Bis heute knüpft die politische Führung der Stadt immer wieder an die Tradition des politischen Dialogs an:  So hat erst vor kurzem Bürgermeister Dr. Michael Ludwig den „Pakt der freien Städte“ für Wien unterzeichnet. Dieser Pakt steht für Demokratie, freie Wahlen, gegen populistischen Nationalismus und insbesondere auch für den Schutz von Minderheiten vor Diskriminierung. Wie in den Jahrzehnten zuvor setzt sich Wien damit für Freiheit und Frieden ein und geht hier den Weg gemeinsam mit anderen großen Städten in Mitteleuropa.

Wie VR- und AR-Technologien den Austausch zwischen München und Peking fördern

Frau Regina Bäck richtete ihren Blick in ihrem Vortrag „Beijing-Munich: Augmente and Virtual Reality Projects: Embracing media Art, Public History and Art Education“ nicht nur auf Europa, sondern bezog auch Chinas Hauptstadt Peking mit ein.

Sie präsentierte Konzepte zwischen Medienkunst und Kunst-/Geschichtsvermittlung und fokussierte sich dabei auf Augmented und Virtual Reality (AR und VR)-Konzepte in der Konzeption mit Beispielen aus Peking und München.

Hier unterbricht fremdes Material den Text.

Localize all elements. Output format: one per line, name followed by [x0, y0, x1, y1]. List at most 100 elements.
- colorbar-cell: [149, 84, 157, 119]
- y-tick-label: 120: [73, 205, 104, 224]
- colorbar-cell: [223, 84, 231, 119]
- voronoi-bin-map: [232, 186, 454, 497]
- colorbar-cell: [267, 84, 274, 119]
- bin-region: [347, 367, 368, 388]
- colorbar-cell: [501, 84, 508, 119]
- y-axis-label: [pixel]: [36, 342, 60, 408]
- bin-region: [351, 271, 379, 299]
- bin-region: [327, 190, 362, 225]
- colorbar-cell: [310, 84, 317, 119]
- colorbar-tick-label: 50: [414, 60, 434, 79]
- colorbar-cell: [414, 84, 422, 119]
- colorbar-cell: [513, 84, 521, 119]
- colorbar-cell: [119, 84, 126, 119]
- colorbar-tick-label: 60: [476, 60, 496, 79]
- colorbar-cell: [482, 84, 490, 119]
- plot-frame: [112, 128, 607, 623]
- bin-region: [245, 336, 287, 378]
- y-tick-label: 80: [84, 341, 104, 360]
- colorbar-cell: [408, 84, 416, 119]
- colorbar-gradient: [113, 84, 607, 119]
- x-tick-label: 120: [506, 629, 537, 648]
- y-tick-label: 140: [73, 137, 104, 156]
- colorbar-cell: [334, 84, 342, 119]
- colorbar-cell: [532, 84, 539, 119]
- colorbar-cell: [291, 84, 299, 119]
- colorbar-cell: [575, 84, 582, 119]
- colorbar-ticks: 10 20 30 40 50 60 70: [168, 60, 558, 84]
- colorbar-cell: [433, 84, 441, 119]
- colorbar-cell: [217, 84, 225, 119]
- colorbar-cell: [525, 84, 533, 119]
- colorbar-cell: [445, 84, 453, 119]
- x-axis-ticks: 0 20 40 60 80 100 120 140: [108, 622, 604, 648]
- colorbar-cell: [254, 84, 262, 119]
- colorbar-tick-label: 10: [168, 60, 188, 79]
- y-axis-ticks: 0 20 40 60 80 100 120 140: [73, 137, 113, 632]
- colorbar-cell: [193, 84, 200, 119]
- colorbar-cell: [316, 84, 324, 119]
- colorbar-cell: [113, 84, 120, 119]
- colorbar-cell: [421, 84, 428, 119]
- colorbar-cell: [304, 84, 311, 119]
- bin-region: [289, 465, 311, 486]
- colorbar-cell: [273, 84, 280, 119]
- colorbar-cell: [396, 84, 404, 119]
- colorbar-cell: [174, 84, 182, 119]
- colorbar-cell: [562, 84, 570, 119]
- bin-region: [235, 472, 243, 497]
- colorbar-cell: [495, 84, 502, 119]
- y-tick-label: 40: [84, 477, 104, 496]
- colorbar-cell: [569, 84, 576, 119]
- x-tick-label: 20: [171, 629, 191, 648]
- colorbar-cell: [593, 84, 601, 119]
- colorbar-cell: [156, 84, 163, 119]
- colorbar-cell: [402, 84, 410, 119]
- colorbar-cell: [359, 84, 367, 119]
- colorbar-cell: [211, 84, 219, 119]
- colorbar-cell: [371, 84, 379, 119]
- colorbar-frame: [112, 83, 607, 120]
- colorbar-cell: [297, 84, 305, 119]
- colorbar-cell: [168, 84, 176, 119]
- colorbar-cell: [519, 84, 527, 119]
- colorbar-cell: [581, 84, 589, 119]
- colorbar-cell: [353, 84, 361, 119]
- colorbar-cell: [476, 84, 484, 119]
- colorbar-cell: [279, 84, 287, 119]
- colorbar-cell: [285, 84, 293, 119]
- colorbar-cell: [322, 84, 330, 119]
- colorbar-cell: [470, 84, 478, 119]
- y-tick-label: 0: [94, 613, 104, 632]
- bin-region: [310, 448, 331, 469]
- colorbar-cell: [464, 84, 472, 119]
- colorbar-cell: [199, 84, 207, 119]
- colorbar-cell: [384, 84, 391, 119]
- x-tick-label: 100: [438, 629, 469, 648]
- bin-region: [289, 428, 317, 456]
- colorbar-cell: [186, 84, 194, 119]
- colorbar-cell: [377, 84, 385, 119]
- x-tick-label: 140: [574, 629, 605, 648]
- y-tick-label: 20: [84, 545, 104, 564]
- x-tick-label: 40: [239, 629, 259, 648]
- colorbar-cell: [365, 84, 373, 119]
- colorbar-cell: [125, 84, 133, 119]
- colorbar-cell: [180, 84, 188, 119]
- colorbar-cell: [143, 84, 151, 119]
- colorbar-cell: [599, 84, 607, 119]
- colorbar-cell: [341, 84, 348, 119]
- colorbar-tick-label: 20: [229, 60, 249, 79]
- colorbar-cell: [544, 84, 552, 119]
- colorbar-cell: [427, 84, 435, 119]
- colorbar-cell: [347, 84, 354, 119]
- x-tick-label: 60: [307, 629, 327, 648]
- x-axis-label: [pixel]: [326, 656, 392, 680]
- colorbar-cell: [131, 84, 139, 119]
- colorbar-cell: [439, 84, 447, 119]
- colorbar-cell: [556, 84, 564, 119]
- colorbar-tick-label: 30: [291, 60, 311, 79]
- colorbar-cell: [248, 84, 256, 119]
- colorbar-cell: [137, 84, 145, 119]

An eindrucksvollen Beispielen, wie eine virtuelle Führung durch Pekings Verbotene Stadt (Cai Guo-Qiang: „Sleepwalking in the forbidden city“, 2020) verdeutlichte sie, wie moderne Technologien heute dafür eingesetzt werden können, um den internationalen Austausch selbst dann aufrecht zu halten, wenn die Menschen sich an unterschiedlichen Orten befinden. In Zeiten von COVID-19 hat dieses Thema natürlich eine ganze besondere Relevanz. 

Als weitere aktuelle Beispiele für Augmented und Virtual Reality-basierte Formen der öffentlichen Geschichtsvermittlung präsentierte sie u.a. AR-basierte virtuelle Statuen zum Gedenken an weibliche historische Persönlichkeiten in München (z.B. Anita Augspurg) oder verschiedene Projekte in interdisziplinärer Teamarbeit (LMU/TUM, GeschichtePLUSdigital), die als Formen transdisziplinärer didaktischer Projekte diskutiert werden.

Dabei skizzierte sie gleichermaßen Herausforderungen der AR/VR-Technologie in Bezug auf Zugänglichkeit versus Exklusivität von Bildungskontexten. Mit Blick auf Studien zu Technologieakzeptanz näherte Frau Bäck sich in ihrem Vortrag außerdem auch der Frage, inwiefern neue Zielgruppen erschlossen werden können.

Bei allem erinnerte sie daran, dass es bei dem Einsatz von VR/AR-Technologien stets wichtig ist, diese Fragen als komplexe interdisziplinäre Herausforderung von Ethik durch Design und Bildung im Bereich der Kunst-/Medienpädagogik und Museumspädagogik anzugehen.